Buton – Komandan Korem (Dandrem) 143/Halu Oleo, Brigjen TNI Raden Wahyu Sugiarto, memerintahkan Kodim 1413/Buton untuk melakukan pencarian terhadap oknum prajurit TNI berinisial Pratu LYS (23). Prajurit tersebut diduga menghamili kekasihnya, HH (25), memaksa korban melakukan aborsi, lalu melarikan diri dari satuan.
Brigjen Wahyu menyampaikan bahwa pihaknya telah mengetahui kasus yang melibatkan Pratu LYS. Ia menegaskan, institusi TNI tidak akan melindungi anggota yang melakukan pelanggaran, terlebih jika berkaitan dengan dugaan tindak pidana dan pelanggaran disiplin militer.
Atas dasar itu, ia telah menginstruksikan Komandan Kodim 1413/Buton untuk segera melakukan pengejaran dan menindak yang bersangkutan sesuai ketentuan hukum yang berlaku.
“Saya sudah perintahkan Dandim 1413/Buton untuk melakukan pencarian terhadap yang bersangkutan. Untuk perkembangan selanjutnya, bisa dikoordinasikan langsung dengan Dandim,” kata Wahyu, Selasa (13/1).
Wahyu menjelaskan, Pratu LYS diketahui telah meninggalkan tugas atau berstatus desersi sejak 8 Desember 2025, di tengah proses penanganan kasus dugaan perbuatannya. Hingga kini, yang bersangkutan belum kembali ke satuan dan keberadaannya belum diketahui.
Ia menambahkan, apabila hingga batas waktu yang ditentukan Pratu LYS tidak juga ditemukan, maka akan ditempuh langkah administratif berupa pemberhentian tidak dengan hormat dari dinas militer.

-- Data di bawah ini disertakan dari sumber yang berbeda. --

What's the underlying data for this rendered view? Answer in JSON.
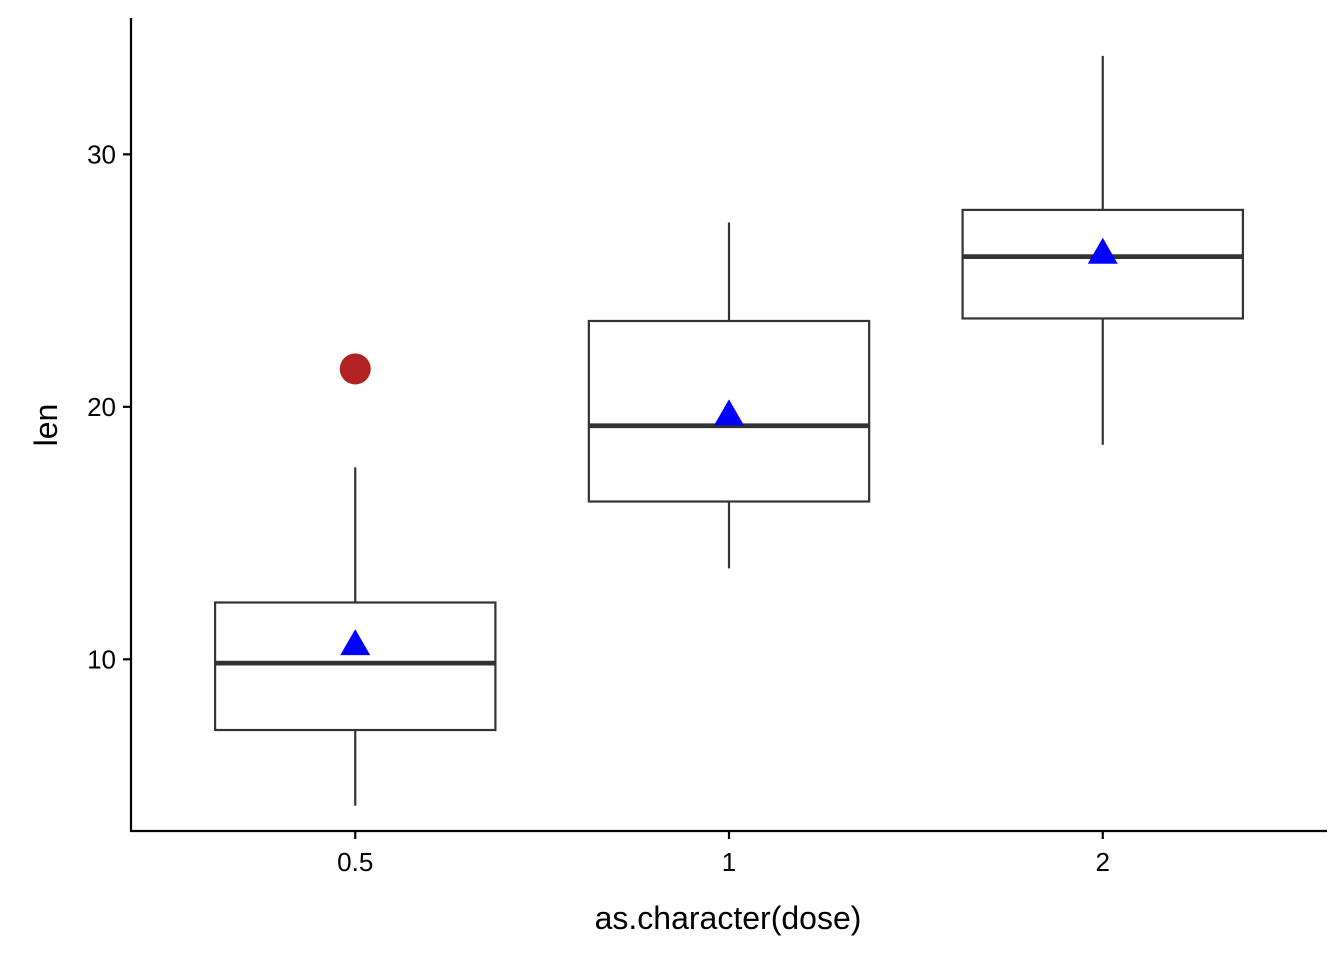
{
  "chart_data": {
    "type": "box",
    "xlabel": "as.character(dose)",
    "ylabel": "len",
    "categories": [
      "0.5",
      "1",
      "2"
    ],
    "ylim": [
      3.2,
      35.4
    ],
    "yticks": [
      10,
      20,
      30
    ],
    "boxes": [
      {
        "category": "0.5",
        "lower_whisker": 4.2,
        "q1": 7.2,
        "median": 9.85,
        "q3": 12.25,
        "upper_whisker": 17.6,
        "mean": 10.6,
        "outliers": [
          21.5
        ]
      },
      {
        "category": "1",
        "lower_whisker": 13.6,
        "q1": 16.25,
        "median": 19.25,
        "q3": 23.4,
        "upper_whisker": 27.3,
        "mean": 19.7,
        "outliers": []
      },
      {
        "category": "2",
        "lower_whisker": 18.5,
        "q1": 23.5,
        "median": 25.95,
        "q3": 27.8,
        "upper_whisker": 33.9,
        "mean": 26.1,
        "outliers": []
      }
    ],
    "colors": {
      "outlier": "#b22222",
      "mean": "#0000ff",
      "box_line": "#333333"
    },
    "grid": false,
    "legend": "none"
  }
}
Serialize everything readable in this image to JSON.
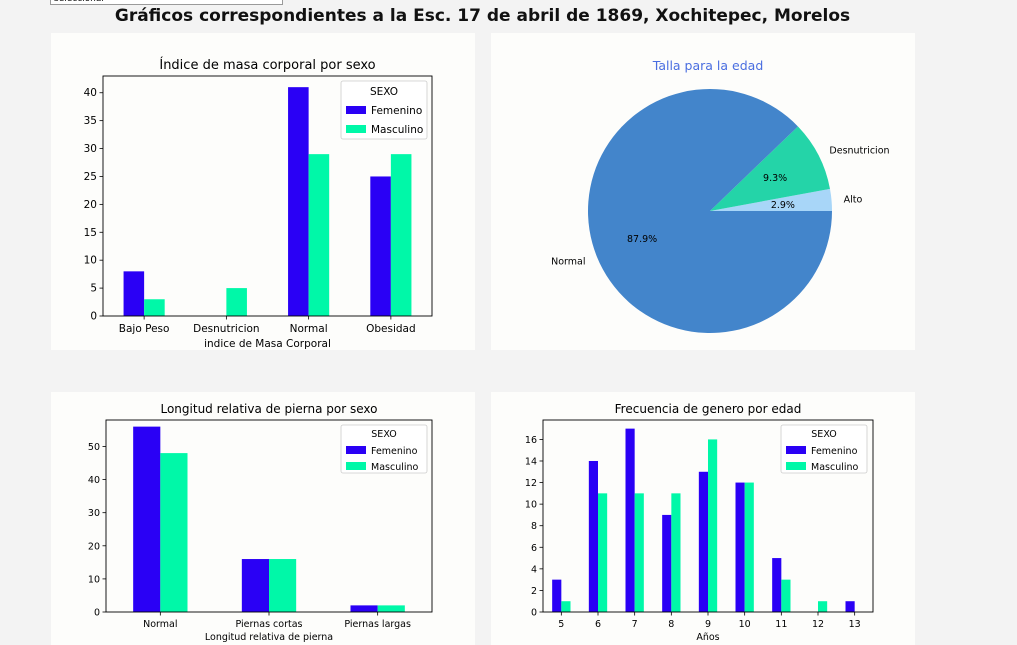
{
  "page": {
    "select_text": "seleccionar",
    "title": "Gráficos correspondientes a la Esc. 17 de abril de 1869, Xochitepec, Morelos"
  },
  "colors": {
    "femenino": "#2a00f5",
    "masculino": "#00f8a8"
  },
  "chart_data": [
    {
      "type": "bar",
      "title": "Índice de masa corporal por sexo",
      "xlabel": "indice de Masa Corporal",
      "ylabel": "",
      "categories": [
        "Bajo Peso",
        "Desnutricion",
        "Normal",
        "Obesidad"
      ],
      "series": [
        {
          "name": "Femenino",
          "values": [
            8,
            0,
            41,
            25
          ]
        },
        {
          "name": "Masculino",
          "values": [
            3,
            5,
            29,
            29
          ]
        }
      ],
      "yticks": [
        0,
        5,
        10,
        15,
        20,
        25,
        30,
        35,
        40
      ],
      "ylim": [
        0,
        43
      ],
      "legend_title": "SEXO",
      "legend_position": "top-right",
      "grid": false
    },
    {
      "type": "pie",
      "title": "Talla para la edad",
      "labels": [
        "Normal",
        "Desnutricion",
        "Alto"
      ],
      "values": [
        87.9,
        9.3,
        2.9
      ],
      "value_labels": [
        "87.9%",
        "9.3%",
        "2.9%"
      ],
      "colors": [
        "#4385cb",
        "#24d4a8",
        "#a8d6f8"
      ]
    },
    {
      "type": "bar",
      "title": "Longitud relativa de pierna por sexo",
      "xlabel": "Longitud relativa de pierna",
      "ylabel": "",
      "categories": [
        "Normal",
        "Piernas cortas",
        "Piernas largas"
      ],
      "series": [
        {
          "name": "Femenino",
          "values": [
            56,
            16,
            2
          ]
        },
        {
          "name": "Masculino",
          "values": [
            48,
            16,
            2
          ]
        }
      ],
      "yticks": [
        0,
        10,
        20,
        30,
        40,
        50
      ],
      "ylim": [
        0,
        58
      ],
      "legend_title": "SEXO",
      "legend_position": "top-right",
      "grid": false
    },
    {
      "type": "bar",
      "title": "Frecuencia de genero por edad",
      "xlabel": "Años",
      "ylabel": "",
      "categories": [
        "5",
        "6",
        "7",
        "8",
        "9",
        "10",
        "11",
        "12",
        "13"
      ],
      "series": [
        {
          "name": "Femenino",
          "values": [
            3,
            14,
            17,
            9,
            13,
            12,
            5,
            0,
            1
          ]
        },
        {
          "name": "Masculino",
          "values": [
            1,
            11,
            11,
            11,
            16,
            12,
            3,
            1,
            0
          ]
        }
      ],
      "yticks": [
        0,
        2,
        4,
        6,
        8,
        10,
        12,
        14,
        16
      ],
      "ylim": [
        0,
        17.8
      ],
      "legend_title": "SEXO",
      "legend_position": "top-right",
      "grid": false
    }
  ]
}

“Apabila sampai 8 Maret 2026 tidak ada kabar, secara administrasi akan dipecat. Namun status desersi tetap berjalan dan yang bersangkutan akan masuk daftar pencarian orang karena itu merupakan tindak pidana militer,” tegasnya.
Meski demikian, Wahyu menegaskan bahwa pemecatan tidak serta-merta menghentikan proses hukum. Jika Pratu LYS berhasil ditangkap, ia tetap akan diproses sesuai ketentuan hukum yang berlaku.
“Jika didapat, tetap diproses hukum di pengadilan militer walaupun sudah dipecat,” ujarnya.
Terkait penanganan korban, Wahyu menyampaikan bahwa apabila Pratu LYS nantinya telah diberhentikan dari dinas, korban dapat menempuh jalur hukum dengan melaporkan kasus tersebut ke kepolisian setempat. Hal itu karena status Pratu LYS akan kembali sebagai warga sipil setelah proses administratif selesai.
Meski begitu, ia berharap Pratu LYS dapat segera ditemukan sebelum batas waktu pemecatan agar dapat mempertanggungjawabkan perbuatannya.
Sementara itu, Komandan Kodim 1413/Buton, Letkol Inf Arif Ariyanto, membenarkan bahwa Pratu LYS merupakan anggota Kodim 1413/Buton. Ia menyebut pihaknya telah menerima informasi terkait dugaan kasus tersebut, namun yang bersangkutan telah meninggalkan tugas dan berstatus desersi selama sekitar lima pekan.
“Benar, dia anggota saya. Informasi sudah kami terima, tetapi sampai sekarang yang bersangkutan telah desersi dan meninggalkan tugas,” kata Arif.
Arif menambahkan, Kodim 1413/Buton terus berupaya melakukan pencarian serta berkoordinasi dengan pihak-pihak terkait. Ia juga meminta korban dan keluarga untuk bersabar serta mempercayakan penanganan kasus ini kepada institusi TNI sesuai prosedur yang berlaku.